LAUSR

Abstract This work presents new experimental data on the ignition of iso-octane and ethanol fuel blends, including measurements of pollutant species and precursors, using the University of Michigan Rapid Compression Facility (UM RCF). Ignition delay times were determined from pressure–time histories of ignition experiments for stoichiometric mixtures of iso-octane, ethanol, and 5, 11, 26, 50 and 67% by volume iso-octane and ethanol blends with air.

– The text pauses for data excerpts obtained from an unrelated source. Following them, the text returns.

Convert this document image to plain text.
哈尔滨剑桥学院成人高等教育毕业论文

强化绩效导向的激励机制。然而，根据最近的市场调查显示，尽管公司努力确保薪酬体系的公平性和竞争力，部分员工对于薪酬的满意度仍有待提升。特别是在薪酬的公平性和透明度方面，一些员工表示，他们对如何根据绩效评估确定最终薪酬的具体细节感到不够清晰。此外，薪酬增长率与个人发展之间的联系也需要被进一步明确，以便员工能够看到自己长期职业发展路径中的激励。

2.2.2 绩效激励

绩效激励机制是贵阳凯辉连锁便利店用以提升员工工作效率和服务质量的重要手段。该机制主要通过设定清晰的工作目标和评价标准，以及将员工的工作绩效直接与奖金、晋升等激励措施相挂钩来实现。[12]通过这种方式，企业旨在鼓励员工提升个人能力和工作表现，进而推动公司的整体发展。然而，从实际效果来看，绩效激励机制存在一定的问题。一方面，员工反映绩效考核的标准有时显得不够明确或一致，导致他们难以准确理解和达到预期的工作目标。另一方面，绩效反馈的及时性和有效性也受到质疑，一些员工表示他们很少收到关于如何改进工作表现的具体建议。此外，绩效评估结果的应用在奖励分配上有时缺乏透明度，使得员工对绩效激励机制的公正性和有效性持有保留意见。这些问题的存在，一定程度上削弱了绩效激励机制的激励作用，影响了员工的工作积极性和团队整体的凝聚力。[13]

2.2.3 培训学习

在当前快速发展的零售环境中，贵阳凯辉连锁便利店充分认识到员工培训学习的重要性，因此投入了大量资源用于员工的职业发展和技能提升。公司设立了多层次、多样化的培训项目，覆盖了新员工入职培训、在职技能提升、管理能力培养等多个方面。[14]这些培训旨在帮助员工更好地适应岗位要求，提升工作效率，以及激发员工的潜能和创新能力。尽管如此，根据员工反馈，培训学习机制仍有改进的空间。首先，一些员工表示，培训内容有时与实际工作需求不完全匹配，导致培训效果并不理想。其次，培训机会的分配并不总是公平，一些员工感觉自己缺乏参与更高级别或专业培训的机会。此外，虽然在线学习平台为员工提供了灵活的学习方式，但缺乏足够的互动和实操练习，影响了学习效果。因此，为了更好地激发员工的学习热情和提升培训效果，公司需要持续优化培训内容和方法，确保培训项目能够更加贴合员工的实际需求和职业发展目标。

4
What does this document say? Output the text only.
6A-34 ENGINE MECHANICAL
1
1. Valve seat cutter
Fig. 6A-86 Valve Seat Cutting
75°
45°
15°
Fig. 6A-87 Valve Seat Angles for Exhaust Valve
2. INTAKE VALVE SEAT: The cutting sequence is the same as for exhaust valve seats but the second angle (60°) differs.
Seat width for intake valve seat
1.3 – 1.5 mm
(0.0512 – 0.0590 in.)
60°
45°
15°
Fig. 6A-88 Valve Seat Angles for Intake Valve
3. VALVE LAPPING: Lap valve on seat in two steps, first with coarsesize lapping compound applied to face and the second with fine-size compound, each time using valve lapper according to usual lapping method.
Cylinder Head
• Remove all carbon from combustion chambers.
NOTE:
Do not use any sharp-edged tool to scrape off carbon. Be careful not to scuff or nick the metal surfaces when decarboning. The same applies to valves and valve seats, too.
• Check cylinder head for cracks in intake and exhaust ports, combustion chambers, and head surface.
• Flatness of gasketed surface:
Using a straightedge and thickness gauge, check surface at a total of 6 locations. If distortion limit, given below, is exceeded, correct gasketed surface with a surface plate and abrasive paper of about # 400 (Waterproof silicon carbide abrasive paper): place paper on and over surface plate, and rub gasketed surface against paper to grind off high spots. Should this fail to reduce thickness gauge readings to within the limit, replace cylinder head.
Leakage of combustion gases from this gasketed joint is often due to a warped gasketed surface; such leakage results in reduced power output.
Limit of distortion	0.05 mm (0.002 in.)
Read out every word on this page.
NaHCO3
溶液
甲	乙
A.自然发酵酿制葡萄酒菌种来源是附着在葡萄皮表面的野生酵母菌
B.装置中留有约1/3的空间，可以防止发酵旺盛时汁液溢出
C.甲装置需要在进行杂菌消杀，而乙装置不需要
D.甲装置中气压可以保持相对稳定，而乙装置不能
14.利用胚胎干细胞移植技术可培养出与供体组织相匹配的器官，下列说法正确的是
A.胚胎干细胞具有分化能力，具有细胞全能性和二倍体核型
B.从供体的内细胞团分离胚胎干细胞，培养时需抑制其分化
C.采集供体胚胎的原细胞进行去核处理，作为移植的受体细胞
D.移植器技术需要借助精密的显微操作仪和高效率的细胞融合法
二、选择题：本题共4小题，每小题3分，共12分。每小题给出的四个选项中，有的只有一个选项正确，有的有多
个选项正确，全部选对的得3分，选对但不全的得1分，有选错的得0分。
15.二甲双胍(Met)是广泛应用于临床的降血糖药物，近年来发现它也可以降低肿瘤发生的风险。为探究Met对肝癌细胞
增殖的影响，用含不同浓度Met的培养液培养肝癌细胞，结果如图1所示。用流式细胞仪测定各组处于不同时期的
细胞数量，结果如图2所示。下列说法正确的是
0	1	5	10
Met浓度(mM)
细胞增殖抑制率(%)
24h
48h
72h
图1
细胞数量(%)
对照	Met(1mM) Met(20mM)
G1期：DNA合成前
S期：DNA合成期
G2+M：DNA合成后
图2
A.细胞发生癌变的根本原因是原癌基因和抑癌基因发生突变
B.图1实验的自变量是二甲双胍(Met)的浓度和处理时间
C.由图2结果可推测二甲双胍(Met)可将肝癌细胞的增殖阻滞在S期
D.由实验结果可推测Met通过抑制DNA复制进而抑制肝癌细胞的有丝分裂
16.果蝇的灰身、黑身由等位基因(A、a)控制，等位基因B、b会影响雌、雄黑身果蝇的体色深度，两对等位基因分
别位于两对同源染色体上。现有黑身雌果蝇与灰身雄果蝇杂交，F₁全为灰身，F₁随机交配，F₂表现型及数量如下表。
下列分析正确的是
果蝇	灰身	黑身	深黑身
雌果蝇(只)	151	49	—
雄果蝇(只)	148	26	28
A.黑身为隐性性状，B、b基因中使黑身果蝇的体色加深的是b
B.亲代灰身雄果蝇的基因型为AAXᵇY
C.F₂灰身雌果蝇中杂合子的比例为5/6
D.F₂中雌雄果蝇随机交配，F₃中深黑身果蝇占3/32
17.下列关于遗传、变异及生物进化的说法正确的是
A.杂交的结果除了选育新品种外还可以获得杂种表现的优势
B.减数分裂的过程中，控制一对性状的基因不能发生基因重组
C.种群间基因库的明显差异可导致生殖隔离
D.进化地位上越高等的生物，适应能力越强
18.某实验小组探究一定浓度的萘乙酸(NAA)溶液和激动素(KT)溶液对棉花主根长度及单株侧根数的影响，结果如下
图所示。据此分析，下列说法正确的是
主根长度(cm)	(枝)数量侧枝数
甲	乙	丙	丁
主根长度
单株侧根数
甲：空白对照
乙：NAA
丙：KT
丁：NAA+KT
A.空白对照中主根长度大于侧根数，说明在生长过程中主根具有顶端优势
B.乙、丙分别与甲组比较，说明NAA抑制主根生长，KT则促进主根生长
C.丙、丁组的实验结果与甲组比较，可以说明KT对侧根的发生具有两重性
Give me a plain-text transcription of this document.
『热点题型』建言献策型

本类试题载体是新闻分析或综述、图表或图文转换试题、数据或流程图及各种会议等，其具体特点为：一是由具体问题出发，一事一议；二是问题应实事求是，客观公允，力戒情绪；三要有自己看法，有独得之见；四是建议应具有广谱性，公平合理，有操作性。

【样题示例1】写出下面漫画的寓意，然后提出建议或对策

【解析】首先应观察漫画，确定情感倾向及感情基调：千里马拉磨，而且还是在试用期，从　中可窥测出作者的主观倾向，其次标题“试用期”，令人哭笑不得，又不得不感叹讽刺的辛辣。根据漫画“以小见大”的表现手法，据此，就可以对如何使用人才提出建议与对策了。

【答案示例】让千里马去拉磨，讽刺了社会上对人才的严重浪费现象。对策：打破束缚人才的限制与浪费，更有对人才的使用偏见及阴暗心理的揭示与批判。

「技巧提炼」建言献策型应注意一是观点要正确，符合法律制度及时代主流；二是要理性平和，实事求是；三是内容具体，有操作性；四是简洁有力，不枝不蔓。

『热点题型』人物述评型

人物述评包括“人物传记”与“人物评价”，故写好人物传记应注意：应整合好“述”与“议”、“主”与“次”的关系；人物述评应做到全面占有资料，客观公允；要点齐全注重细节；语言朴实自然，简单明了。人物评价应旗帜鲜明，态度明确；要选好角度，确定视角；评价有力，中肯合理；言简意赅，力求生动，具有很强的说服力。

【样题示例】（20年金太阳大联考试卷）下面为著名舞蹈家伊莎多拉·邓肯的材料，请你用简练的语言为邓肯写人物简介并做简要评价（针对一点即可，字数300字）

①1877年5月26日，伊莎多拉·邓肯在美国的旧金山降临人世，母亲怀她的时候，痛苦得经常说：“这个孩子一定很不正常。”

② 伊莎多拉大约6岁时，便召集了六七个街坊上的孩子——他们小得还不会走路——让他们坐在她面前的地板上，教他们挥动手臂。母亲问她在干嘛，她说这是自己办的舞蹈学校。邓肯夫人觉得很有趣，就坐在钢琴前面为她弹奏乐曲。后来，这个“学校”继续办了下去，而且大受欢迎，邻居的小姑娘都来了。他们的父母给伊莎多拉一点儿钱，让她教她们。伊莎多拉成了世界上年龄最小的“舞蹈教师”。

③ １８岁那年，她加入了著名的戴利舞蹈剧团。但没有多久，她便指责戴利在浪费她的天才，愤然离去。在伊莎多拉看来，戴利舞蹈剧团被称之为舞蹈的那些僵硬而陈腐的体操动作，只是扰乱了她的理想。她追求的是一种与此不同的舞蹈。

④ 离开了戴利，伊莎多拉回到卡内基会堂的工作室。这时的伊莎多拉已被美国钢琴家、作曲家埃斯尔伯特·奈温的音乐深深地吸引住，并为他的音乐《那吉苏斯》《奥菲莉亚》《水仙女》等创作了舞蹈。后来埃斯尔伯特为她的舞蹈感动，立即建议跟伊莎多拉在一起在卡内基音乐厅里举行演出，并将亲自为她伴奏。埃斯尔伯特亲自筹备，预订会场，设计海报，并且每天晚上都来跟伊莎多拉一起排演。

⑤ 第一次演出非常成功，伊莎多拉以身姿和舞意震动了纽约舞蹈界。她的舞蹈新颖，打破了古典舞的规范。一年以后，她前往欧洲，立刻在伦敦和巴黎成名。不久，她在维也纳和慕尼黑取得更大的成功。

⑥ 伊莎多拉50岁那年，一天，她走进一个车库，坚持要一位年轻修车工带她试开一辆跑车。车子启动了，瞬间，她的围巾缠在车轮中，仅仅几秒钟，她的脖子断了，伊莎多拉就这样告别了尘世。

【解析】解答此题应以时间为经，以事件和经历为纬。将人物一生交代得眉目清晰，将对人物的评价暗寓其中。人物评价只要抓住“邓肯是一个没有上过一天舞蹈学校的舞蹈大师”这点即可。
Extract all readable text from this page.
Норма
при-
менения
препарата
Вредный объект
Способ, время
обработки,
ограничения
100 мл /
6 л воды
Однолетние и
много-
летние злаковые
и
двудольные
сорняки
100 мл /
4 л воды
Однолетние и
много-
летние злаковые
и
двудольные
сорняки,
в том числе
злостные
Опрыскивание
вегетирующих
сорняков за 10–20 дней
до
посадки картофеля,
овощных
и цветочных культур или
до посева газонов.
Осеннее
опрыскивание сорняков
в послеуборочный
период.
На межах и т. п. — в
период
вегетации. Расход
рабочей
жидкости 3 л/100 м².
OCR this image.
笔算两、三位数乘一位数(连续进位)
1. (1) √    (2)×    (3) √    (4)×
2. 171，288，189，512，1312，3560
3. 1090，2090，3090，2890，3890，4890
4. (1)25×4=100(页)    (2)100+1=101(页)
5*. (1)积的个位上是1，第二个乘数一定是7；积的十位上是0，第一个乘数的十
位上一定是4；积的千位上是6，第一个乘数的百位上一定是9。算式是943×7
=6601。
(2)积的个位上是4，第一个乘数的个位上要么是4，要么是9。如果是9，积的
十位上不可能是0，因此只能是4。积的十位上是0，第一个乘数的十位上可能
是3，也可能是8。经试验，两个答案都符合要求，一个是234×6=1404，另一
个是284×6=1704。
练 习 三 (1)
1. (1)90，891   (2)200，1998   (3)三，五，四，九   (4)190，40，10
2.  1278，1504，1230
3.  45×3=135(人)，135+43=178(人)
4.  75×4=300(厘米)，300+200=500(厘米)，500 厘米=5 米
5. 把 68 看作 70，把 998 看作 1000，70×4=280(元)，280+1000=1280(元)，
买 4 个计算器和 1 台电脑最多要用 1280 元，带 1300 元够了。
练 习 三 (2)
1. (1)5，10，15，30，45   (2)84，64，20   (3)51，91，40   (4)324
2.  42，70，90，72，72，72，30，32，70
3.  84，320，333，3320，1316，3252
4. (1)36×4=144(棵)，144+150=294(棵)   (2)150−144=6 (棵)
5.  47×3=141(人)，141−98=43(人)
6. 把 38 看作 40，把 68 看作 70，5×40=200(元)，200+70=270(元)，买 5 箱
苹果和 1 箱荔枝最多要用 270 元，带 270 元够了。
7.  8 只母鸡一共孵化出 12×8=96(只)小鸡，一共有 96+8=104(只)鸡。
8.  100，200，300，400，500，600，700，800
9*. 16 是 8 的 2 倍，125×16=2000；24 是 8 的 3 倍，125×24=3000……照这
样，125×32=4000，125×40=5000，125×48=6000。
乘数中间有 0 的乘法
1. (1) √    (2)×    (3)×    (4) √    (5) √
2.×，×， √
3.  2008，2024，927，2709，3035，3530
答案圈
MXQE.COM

A range of temperatures (900–1080 K) were studied at a pressure of 10 atm. Speciation experiments were performed for pure iso-octane (E0), pure ethanol (E100) and a 50% by volume blend of the two fuels (E50) at 10 atm and ∼930 K. Fast-gas sampling, gas chromatography and mass spectrometry were used to identify and quantify 14 stable intermediate species formed during the ignition delay periods for the three fuels. The measurements of eight stable intermediates: iso-butene (i-C4H8, 2-methyl-1-propene), propene (C3H6), ethanal (CH3CHO), ethene (C2H4), ethane (C2H6), methane (CH4), carbon monoxide (CO), carbon dioxide (CO2) were considered in detail and were used to describe reaction pathways important during iso-octane and ethanol ignition and how they were altered for iso-octane/ethanol blends. Simulations were carried out using a detailed reaction mechanism for gasoline surrogates available in the literature and the agreement with the ignition and speciation experiments was generally excellent (within the experimental uncertainty and expected computational uncertainty) for ignition delay times and for the species time-histories, with a few small discrepancies. The results indicate the reaction pathways of iso-octane and ethanol in the blend develop in parallel with a shared radical pool with no significant fuel-to-fuel interactions.